Alertmanager Alertmanager 0.19.0 is supported in independent Flink clusters.
Tensorflow on Spark
  • The TensorFlow framework can be deployed on Spark. TensorFlow and Spark are integrated to optimize task scheduling and data exchange, and support the entire deep learning process from the pre-processing of data to deep learning training.
  • Streaming tasks are supported.

Updates

Component Description
SmartData
  • The cache mode of JindoFS is optimized. The usage of OssFileSystem is integrated into the cache mode to cache data and metadata. Data caching and metadata caching are controlled by using separate switches and are disabled by default.
  • The read/write performance of the block storage mode and cache mode is optimized.
  • Hot data cached in local disks is measured more accurately and cleared in a timely manner to ensure that disk usage does not exceed the upper limit.
  • Both the block storage mode and cache mode are supported in gateway clusters.
  • The separated deployment of a single JindoFS cluster from multiple computing clusters is supported.
Spark
  • Parameters related to Delta are supported.
  • The Spark plug-in can be configured in Ranger.
  • JindoCube is updated to 0.3.0.
Hive
  • SQL statement compatibility can be checked.
  • Hive 2.3.5 and Hadoop 2.8.5 are released as a combination.
  • When Hive is restarted, the content in hiveserver2-site.xml is not synchronized to hive-site.xml in the spark-conf folder.
  • The MSCK command can be used to add incremental directories.
  • The bug triggered by the reuse of a Tez container in Hive is fixed.
  • The MSCK command can be used to optimize column directories.
Bigboot Bigboot is updated to 2.2.1. Native code can be executed on all server models.
Ranger
  • The deployment mode of the Spark plug-in is modified.
  • The bug that the emr-header-2 node of a high-availability cluster cannot obtain keytab files is fixed.

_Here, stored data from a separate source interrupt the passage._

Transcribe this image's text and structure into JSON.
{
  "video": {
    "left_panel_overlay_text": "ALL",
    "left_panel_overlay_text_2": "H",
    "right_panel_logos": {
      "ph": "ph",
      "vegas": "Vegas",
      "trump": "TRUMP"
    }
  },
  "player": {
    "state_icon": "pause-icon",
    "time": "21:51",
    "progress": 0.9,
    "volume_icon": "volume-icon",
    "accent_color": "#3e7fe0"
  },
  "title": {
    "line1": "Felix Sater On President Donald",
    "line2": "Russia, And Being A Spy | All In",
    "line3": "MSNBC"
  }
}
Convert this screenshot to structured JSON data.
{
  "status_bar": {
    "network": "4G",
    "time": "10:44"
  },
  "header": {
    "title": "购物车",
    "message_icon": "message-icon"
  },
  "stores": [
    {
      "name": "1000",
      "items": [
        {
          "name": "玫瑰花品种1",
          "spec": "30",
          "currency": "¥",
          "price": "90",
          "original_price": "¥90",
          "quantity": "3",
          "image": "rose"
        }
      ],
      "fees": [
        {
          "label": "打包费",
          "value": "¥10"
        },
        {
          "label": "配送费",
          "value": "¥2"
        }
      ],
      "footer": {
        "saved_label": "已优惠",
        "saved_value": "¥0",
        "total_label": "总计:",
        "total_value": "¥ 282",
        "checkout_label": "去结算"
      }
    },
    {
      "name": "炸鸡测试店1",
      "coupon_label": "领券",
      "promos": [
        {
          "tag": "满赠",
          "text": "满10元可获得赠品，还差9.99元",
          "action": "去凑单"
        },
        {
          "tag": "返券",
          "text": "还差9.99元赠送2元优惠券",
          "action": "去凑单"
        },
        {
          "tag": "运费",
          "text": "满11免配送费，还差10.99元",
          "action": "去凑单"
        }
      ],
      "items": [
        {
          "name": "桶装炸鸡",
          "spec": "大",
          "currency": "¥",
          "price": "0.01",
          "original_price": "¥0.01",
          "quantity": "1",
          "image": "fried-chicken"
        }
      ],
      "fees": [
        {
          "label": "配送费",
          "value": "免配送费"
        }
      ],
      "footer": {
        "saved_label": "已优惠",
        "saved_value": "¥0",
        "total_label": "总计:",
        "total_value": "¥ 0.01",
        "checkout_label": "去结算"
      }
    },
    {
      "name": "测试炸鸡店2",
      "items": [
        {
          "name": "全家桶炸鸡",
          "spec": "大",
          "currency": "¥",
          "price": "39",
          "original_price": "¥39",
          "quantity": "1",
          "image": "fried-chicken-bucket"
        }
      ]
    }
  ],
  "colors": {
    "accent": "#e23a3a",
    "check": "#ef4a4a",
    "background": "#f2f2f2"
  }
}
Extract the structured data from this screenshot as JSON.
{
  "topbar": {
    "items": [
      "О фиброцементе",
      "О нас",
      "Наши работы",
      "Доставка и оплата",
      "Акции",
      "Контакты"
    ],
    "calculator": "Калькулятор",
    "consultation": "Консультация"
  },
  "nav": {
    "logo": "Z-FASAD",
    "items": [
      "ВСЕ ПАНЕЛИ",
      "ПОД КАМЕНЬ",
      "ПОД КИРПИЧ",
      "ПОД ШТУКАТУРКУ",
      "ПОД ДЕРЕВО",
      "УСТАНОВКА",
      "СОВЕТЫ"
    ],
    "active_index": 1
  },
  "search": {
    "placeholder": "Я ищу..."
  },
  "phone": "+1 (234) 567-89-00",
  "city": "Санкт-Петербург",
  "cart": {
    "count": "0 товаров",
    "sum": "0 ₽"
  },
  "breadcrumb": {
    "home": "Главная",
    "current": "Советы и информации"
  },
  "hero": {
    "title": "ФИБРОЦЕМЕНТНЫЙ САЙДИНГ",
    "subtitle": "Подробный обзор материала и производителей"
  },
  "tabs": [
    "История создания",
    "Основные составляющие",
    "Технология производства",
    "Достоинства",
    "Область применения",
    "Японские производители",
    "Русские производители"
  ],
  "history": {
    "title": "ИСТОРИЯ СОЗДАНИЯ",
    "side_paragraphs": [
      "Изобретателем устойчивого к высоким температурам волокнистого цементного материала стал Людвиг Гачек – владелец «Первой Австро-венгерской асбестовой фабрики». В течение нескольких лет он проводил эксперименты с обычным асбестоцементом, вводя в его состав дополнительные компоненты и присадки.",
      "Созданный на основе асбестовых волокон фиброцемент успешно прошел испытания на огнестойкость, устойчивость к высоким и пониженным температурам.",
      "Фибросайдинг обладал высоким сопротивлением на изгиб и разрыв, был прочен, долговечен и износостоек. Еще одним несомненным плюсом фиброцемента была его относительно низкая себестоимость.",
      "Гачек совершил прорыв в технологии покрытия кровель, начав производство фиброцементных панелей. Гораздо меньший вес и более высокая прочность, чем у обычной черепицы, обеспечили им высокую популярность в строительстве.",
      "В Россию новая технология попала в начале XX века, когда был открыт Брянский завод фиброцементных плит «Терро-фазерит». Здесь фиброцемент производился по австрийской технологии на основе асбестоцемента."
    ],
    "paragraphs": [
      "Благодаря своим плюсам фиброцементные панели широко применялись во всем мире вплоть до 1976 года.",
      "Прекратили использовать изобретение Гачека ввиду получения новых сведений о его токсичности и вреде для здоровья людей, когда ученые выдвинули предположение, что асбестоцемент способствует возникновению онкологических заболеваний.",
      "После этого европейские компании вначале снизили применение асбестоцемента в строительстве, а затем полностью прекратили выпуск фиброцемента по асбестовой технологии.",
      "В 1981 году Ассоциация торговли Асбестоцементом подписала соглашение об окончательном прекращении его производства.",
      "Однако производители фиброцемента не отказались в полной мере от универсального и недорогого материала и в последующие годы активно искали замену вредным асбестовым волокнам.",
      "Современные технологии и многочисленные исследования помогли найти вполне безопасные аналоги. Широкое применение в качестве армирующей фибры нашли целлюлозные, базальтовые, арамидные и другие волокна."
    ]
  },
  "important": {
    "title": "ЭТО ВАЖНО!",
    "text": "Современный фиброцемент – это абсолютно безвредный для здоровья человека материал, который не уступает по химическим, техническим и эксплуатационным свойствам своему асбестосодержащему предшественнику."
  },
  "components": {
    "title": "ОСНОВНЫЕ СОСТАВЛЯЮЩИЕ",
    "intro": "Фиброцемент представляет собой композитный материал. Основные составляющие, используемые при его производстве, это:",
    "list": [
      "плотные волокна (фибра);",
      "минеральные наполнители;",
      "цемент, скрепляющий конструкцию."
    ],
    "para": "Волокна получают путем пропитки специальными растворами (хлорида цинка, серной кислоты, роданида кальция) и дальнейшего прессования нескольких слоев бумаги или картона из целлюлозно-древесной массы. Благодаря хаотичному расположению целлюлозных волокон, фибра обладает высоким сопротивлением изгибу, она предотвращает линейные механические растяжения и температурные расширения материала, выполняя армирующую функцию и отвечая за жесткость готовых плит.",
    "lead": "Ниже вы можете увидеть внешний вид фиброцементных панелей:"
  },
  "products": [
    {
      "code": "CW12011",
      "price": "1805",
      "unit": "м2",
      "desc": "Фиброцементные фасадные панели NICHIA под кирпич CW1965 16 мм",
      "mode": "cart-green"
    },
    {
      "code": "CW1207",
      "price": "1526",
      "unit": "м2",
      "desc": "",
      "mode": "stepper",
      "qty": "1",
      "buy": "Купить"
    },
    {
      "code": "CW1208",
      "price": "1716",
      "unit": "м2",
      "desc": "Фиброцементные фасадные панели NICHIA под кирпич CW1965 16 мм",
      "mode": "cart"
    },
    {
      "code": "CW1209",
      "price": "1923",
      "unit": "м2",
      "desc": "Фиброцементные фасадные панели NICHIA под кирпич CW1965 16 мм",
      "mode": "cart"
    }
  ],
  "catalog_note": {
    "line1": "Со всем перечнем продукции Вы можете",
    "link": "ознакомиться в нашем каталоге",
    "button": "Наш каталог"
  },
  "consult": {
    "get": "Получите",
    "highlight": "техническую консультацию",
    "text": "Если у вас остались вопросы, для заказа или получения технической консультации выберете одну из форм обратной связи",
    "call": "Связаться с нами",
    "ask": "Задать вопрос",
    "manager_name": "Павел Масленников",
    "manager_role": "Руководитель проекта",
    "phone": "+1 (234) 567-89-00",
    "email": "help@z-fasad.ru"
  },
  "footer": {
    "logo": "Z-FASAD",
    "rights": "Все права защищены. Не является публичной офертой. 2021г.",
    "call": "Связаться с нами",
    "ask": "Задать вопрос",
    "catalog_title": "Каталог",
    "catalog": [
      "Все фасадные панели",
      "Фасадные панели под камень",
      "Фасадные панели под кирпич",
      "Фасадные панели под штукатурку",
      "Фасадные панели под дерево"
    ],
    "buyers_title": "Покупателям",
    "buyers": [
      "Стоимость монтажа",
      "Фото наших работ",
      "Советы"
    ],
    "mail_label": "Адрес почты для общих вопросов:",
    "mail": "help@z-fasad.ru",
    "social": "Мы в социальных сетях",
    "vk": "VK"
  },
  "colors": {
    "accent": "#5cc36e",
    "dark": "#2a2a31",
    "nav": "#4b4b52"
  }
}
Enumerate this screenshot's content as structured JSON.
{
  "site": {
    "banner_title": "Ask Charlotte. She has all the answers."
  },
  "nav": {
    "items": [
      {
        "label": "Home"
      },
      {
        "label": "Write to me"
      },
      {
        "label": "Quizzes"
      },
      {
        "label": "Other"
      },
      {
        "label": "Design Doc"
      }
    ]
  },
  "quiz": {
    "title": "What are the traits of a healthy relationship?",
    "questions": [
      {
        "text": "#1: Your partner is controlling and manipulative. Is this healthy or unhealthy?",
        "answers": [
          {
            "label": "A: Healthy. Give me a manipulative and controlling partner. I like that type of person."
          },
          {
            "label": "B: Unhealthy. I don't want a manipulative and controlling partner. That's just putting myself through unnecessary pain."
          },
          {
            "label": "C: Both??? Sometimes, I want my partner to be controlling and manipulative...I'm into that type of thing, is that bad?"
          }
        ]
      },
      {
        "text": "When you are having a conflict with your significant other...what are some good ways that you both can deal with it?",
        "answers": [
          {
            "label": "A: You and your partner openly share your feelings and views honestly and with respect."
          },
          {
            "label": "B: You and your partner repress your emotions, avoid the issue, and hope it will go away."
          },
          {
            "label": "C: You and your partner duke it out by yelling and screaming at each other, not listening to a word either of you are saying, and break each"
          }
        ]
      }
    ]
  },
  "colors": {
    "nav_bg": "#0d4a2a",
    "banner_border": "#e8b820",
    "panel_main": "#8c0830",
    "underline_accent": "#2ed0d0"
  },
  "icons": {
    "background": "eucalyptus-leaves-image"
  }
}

Kudu The startup logic is repaired.
ZooKeeper Four-letter-word commands can be configured. By default, all four-letter-word commands are enabled.
HDFS HDFS is compatible with JindoFS.
YARN
  • The default value of yarn.scheduler.capacity.node-locality-delay is changed to -1.
  • YARN is compatible with JindoFS.
Has Has is interconnected with OpenLDAP.
OpenLDAP OpenLDAP is interconnected with Has.
Presto Presto is updated to 0.228.
Kafka Bad disks (d1 instance family) are automatically removed.
Druid Druid is updated to 0.16.0.
Flume Flume is updated to 1.9.0.
Flink
  • Flink is updated to 1.9.1.
  • Independent Flink clusters are supported. An IP address whitelist must be configured for an independent Flink cluster.